命を助けてもらったし、払うことに問題は無いのだが……。
今は受験に集中したいからアルバイトもしていない。貯金はあるにはあるが、こういうのの相場が分からない。
「報酬はね、先輩は今度、学校前のファミレスでチーズインハンバーグ奢って。サラダとスープとデザートセットで。んで家無はチョコね。

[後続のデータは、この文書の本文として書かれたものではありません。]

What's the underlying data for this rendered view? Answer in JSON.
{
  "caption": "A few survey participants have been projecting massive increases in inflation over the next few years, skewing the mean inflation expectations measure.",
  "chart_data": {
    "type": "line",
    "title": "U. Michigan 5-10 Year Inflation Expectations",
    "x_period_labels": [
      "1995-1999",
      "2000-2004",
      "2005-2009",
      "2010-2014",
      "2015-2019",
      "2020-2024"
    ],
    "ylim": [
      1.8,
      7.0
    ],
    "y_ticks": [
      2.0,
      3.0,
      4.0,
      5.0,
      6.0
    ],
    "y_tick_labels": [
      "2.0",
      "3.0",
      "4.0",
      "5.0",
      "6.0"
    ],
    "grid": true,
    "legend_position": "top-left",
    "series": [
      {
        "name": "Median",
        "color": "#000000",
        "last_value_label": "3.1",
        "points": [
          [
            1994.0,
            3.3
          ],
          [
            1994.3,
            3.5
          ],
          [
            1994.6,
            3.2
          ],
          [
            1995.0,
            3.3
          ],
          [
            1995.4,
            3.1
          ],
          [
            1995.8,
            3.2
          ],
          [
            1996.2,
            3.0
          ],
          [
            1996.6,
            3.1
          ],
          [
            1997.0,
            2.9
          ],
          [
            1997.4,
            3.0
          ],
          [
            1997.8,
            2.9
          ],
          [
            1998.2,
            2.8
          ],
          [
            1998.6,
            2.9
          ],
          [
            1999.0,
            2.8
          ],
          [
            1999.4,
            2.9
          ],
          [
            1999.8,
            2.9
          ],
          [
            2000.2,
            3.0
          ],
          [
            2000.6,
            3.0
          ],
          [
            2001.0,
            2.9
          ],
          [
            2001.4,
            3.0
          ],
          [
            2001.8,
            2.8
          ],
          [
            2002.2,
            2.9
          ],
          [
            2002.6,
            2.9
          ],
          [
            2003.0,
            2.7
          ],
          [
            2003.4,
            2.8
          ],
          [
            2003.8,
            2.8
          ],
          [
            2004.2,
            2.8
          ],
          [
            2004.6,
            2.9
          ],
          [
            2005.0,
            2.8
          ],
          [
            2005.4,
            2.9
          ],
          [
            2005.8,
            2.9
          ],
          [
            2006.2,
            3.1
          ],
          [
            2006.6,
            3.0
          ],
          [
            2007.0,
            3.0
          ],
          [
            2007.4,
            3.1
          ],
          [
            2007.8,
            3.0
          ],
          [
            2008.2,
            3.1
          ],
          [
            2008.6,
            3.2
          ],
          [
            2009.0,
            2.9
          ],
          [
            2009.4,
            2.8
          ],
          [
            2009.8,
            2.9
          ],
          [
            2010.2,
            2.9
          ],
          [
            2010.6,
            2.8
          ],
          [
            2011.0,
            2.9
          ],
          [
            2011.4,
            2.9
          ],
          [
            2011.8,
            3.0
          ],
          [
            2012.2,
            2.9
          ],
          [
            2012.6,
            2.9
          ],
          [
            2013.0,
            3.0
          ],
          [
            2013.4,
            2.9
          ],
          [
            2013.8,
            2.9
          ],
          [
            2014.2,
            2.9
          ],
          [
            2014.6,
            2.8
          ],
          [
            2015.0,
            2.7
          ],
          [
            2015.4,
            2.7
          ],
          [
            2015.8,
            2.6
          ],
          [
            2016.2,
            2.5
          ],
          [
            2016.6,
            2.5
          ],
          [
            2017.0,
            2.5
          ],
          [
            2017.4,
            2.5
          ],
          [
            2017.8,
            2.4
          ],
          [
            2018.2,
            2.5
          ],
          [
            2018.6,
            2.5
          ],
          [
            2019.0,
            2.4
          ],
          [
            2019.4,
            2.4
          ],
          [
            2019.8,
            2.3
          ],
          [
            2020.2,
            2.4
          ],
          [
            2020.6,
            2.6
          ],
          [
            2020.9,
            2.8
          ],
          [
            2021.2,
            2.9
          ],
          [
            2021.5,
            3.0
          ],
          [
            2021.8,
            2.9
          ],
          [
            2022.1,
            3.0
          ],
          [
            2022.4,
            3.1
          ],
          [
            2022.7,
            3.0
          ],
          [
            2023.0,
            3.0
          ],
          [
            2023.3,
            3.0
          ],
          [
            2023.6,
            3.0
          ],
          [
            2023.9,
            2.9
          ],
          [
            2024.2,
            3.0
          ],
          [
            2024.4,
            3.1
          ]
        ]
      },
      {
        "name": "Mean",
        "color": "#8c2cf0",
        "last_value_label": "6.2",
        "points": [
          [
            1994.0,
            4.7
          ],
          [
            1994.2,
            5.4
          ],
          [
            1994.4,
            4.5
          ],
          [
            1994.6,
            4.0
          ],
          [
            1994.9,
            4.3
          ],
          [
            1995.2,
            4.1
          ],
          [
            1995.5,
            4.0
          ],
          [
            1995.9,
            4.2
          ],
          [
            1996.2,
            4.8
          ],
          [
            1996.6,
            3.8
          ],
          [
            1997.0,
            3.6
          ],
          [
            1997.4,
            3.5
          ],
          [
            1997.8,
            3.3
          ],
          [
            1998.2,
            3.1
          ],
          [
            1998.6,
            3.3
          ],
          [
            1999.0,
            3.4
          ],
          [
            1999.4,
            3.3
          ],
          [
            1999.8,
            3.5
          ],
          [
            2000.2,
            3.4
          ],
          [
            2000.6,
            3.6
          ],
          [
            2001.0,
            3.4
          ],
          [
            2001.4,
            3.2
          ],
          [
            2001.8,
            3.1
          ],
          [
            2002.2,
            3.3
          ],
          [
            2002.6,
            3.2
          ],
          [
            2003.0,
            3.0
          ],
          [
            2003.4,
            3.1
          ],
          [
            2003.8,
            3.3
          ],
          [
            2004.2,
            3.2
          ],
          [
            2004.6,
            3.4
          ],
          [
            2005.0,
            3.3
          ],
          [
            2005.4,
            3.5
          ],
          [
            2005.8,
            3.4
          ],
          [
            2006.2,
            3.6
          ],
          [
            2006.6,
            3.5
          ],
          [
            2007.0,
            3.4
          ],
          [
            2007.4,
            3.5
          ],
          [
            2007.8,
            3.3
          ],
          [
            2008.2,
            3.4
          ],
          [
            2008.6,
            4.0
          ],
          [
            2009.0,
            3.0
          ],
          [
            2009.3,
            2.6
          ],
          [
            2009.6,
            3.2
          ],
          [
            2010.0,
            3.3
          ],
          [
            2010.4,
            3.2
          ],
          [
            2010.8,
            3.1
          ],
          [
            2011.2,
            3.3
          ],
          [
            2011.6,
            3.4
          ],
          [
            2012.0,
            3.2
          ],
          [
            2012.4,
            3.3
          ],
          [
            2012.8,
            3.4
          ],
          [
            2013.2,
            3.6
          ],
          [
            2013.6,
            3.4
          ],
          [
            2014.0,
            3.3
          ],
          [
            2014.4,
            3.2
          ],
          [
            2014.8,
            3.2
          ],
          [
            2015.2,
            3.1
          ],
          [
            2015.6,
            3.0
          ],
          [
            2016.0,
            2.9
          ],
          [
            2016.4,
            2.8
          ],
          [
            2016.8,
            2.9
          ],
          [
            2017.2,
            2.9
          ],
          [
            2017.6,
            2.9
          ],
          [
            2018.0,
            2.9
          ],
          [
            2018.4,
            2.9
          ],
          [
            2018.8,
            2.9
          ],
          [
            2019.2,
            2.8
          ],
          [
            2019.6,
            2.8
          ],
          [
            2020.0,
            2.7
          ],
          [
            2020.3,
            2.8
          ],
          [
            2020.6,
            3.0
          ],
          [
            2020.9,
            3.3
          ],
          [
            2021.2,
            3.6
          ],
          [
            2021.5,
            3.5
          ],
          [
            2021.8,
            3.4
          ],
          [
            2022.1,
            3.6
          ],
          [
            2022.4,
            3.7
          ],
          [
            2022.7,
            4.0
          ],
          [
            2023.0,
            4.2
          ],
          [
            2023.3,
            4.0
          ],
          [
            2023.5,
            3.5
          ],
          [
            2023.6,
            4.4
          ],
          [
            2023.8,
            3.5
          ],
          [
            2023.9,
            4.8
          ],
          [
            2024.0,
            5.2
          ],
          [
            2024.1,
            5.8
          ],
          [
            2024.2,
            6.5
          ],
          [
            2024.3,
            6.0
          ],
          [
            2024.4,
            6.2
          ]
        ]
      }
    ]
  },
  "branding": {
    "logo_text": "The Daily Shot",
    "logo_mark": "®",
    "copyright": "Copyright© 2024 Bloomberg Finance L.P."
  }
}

ゴディバの」
「へ?」
「はぁ!? あたしのが先輩よりなんか高くない!?」
「元はと言えば、お前が悪いだろーが! お前がかくれんぼしなきゃ鬼は起きなかったし先輩は怪我しなかったんだぞ! 大体、お前ばーちゃんにちゃんと鬼がいるって教えてもらってただろうが! なんでやらかしたんだよ! 自業自得だばーかばーか!」
「ぐ、ぐぬ……そりゃ確かにあたしが悪いわよ! でももう一声まけて! せめてチロルチョコ! チロル一ダースで!」
「きゃーっか!」
「お、おい刀鏡院」
話が終わりそうになかったので、俺は間に割り込んで二人の言い合いを止める。
「はい? どしたの先輩」
「その、奢るだけでいいのか? 報酬でいくらか支払ったりってのは……」
「いーのいーの。俺、霊能者って言ってもまだ見習いだし、報酬貰える立場じゃないんだよね。それに、育ち盛りの身体にはご飯が何よりの報酬だし! だから先輩、今度奢って?」
両手を揃えて小首をかしげ、お願い、とねだる刀鏡院。
可愛い女子がやればともかく、男子高校生では全く可愛くない。
しかしまあ、それくらいだったら奢ってやるか。なんだったら、もう一品くらいサービスしてもいい。むしろ安いくらいだ。
「分かった。んじゃあ、今日は無理だから今度の土曜にでも奢ってやるよ」
俺が頷くのと同時に、ファンファンファン、とパトカーのサイレン音が夕闇に響いた。